Anyone who spent time with me in January was aware that I was not the biggest supporter of the Olympics coming to Vancouver. I did not support the city's decision to place the bid, and I was a vocal dissenter right up to the night of the ceremonies. Let's just be clear, I didn't don any masks or smash any windows mostly because I am not one for the active protesting, but I did my fair share of grumbling. I grumbled about the disruption to my transit schedules. I grumbled about the money that was being spent. I grumbled about the temporary solutions for the downtown east side. I grumbled about the lack of tipping prowess that would be sure to reign in at work. Yet despite all my grumbling, the games began. I missed the opening ceremonies because I was working. I missed the first few events because I was sick. I was adamant that I wouldn't be caught anywhere NEAR downtown Vancouver for two weeks.

Then, Jenn Heil won silver, and I watched her stand on the podium.

When I finally had a few days off (Valentine's weekend is a complete time suck for severs) Derek suggested we go downtown and take a look at the cauldron. I was skeptical but he convinced me that it would be wasteful to pass up the chance to experience Vancouver like we would never see it again. "How will it feel to tell people you didn't even go look?" was the sentiment. He was right, and I convinced myself that as a writer I couldn't pass up the chance to see it all. So we made a quick stop at Zellers to grab some "I Believe" mittens (I couldn't run the risk of being evicted from the downtown core for my lack of patriotism) and I ended up with a toque as well (couldn't have my ears getting cold as I was recovering from being under the weather). We hopped on the skytrain and got off at Waterfront. Immediately I realized the magnitude of this event, for good or for bad.

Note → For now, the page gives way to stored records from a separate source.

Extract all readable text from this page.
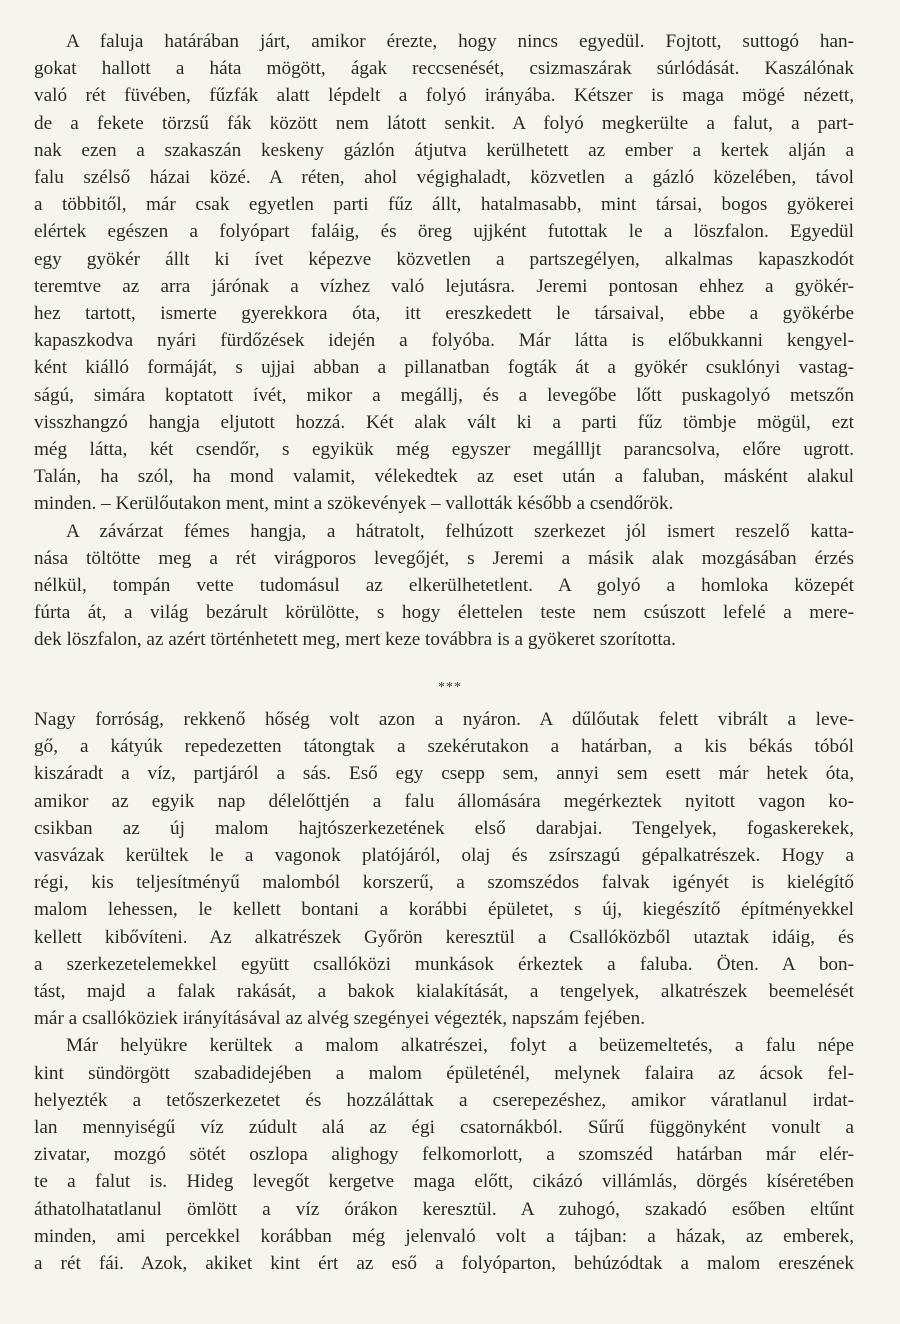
A faluja határában járt, amikor érezte, hogy nincs egyedül. Fojtott, suttogó han-
gokat hallott a háta mögött, ágak reccsenését, csizmaszárak súrlódását. Kaszálónak
való rét füvében, fűzfák alatt lépdelt a folyó irányába. Kétszer is maga mögé nézett,
de a fekete törzsű fák között nem látott senkit. A folyó megkerülte a falut, a part-
nak ezen a szakaszán keskeny gázlón átjutva kerülhetett az ember a kertek alján a
falu szélső házai közé. A réten, ahol végighaladt, közvetlen a gázló közelében, távol
a többitől, már csak egyetlen parti fűz állt, hatalmasabb, mint társai, bogos gyökerei
elértek egészen a folyópart faláig, és öreg ujjként futottak le a löszfalon. Egyedül
egy gyökér állt ki ívet képezve közvetlen a partszegélyen, alkalmas kapaszkodót
teremtve az arra járónak a vízhez való lejutásra. Jeremi pontosan ehhez a gyökér-
hez tartott, ismerte gyerekkora óta, itt ereszkedett le társaival, ebbe a gyökérbe
kapaszkodva nyári fürdőzések idején a folyóba. Már látta is előbukkanni kengyel-
ként kiálló formáját, s ujjai abban a pillanatban fogták át a gyökér csuklónyi vastag-
ságú, simára koptatott ívét, mikor a megállj, és a levegőbe lőtt puskagolyó metszőn
visszhangzó hangja eljutott hozzá. Két alak vált ki a parti fűz tömbje mögül, ezt
még látta, két csendőr, s egyikük még egyszer megállljt parancsolva, előre ugrott.
Talán, ha szól, ha mond valamit, vélekedtek az eset után a faluban, másként alakul
minden. – Kerülőutakon ment, mint a szökevények – vallották később a csendőrök.
A závárzat fémes hangja, a hátratolt, felhúzott szerkezet jól ismert reszelő katta-
nása töltötte meg a rét virágporos levegőjét, s Jeremi a másik alak mozgásában érzés
nélkül, tompán vette tudomásul az elkerülhetetlent. A golyó a homloka közepét
fúrta át, a világ bezárult körülötte, s hogy élettelen teste nem csúszott lefelé a mere-
dek löszfalon, az azért történhetett meg, mert keze továbbra is a gyökeret szorította.
***
Nagy forróság, rekkenő hőség volt azon a nyáron. A dűlőutak felett vibrált a leve-
gő, a kátyúk repedezetten tátongtak a szekérutakon a határban, a kis békás tóból
kiszáradt a víz, partjáról a sás. Eső egy csepp sem, annyi sem esett már hetek óta,
amikor az egyik nap délelőttjén a falu állomására megérkeztek nyitott vagon ko-
csikban az új malom hajtószerkezetének első darabjai. Tengelyek, fogaskerekek,
vasvázak kerültek le a vagonok platójáról, olaj és zsírszagú gépalkatrészek. Hogy a
régi, kis teljesítményű malomból korszerű, a szomszédos falvak igényét is kielégítő
malom lehessen, le kellett bontani a korábbi épületet, s új, kiegészítő építményekkel
kellett kibővíteni. Az alkatrészek Győrön keresztül a Csallóközből utaztak idáig, és
a szerkezetelemekkel együtt csallóközi munkások érkeztek a faluba. Öten. A bon-
tást, majd a falak rakását, a bakok kialakítását, a tengelyek, alkatrészek beemelését
már a csallóköziek irányításával az alvég szegényei végezték, napszám fejében.
Már helyükre kerültek a malom alkatrészei, folyt a beüzemeltetés, a falu népe
kint sündörgött szabadidejében a malom épületénél, melynek falaira az ácsok fel-
helyezték a tetőszerkezetet és hozzáláttak a cserepezéshez, amikor váratlanul irdat-
lan mennyiségű víz zúdult alá az égi csatornákból. Sűrű függönyként vonult a
zivatar, mozgó sötét oszlopa alighogy felkomorlott, a szomszéd határban már elér-
te a falut is. Hideg levegőt kergetve maga előtt, cikázó villámlás, dörgés kíséretében
áthatolhatatlanul ömlött a víz órákon keresztül. A zuhogó, szakadó esőben eltűnt
minden, ami percekkel korábban még jelenvaló volt a tájban: a házak, az emberek,
a rét fái. Azok, akiket kint ért az eső a folyóparton, behúzódtak a malom ereszének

We asked a volunteer in bright blue where we could find the cauldron and proceeded to walk.

Then, I saw the flame.

Something inside me that had been SO resistant to the whole idea of the Olympics lifted off my shoulders, and I was immediately caught up in it all. It is difficult to stay off the bandwagon when everyone who has hopped on is sharing free hot chocolate and warming each other under their giant Canada flags. I have always enjoyed watching the Olympics, but as soon as we reached the cauldron, I couldn't shake the fact that I was SO glad they had come to our city, and I was now standing in the middle of the West Coast's biggest party. Everything was different. Derek and I were crowded around a 2010 sign, trying to take pictures when a woman walked up and offered to take one for us. We handed her our expensive iPhones wihtout even the idea of mistrust entering our minds. She took our pictures, and we took hers. We reveled in the privilege of hosting the world with her. In those moments, I was reborn, like a Phoenix out of the ashes of the malfunctioning Olympic flame.

Then, hockey began.

My excitement was threefold. Not only was great hockey going on, but my team was being broadcast on a local channel AND they were the favourite to win! (Can you tell I'm an Oiler's fan in Real Life?) I served through several games, and watched all the others, but no matter where I was, I was involved. I could feel the weight of that gold medal, hanging in the balance. It was magic. I watched Tessa and Scott skate their medal winning skates! I watched Joannie Rochette triumph in honour of her mother. I watched both the men and the women sweep for Gold in hockey.

I walked the streets of Robson square, witnessed the protesters, the zipline, the line ups, the love, and through it all I was converted. I spent way more money than I should have on experiencing the city, and I barely wrote a word for three weeks, but I am not sorry. I've been called a band wagon jumper, a hypocrite, and a few other choice phrases, but I can say with confidence that I am SO glad the Olympics came to Vancouver and I'm even happier that I lived here to see it. I'm ready for my "I survived Vancouver 2010" badge now. I DO believe.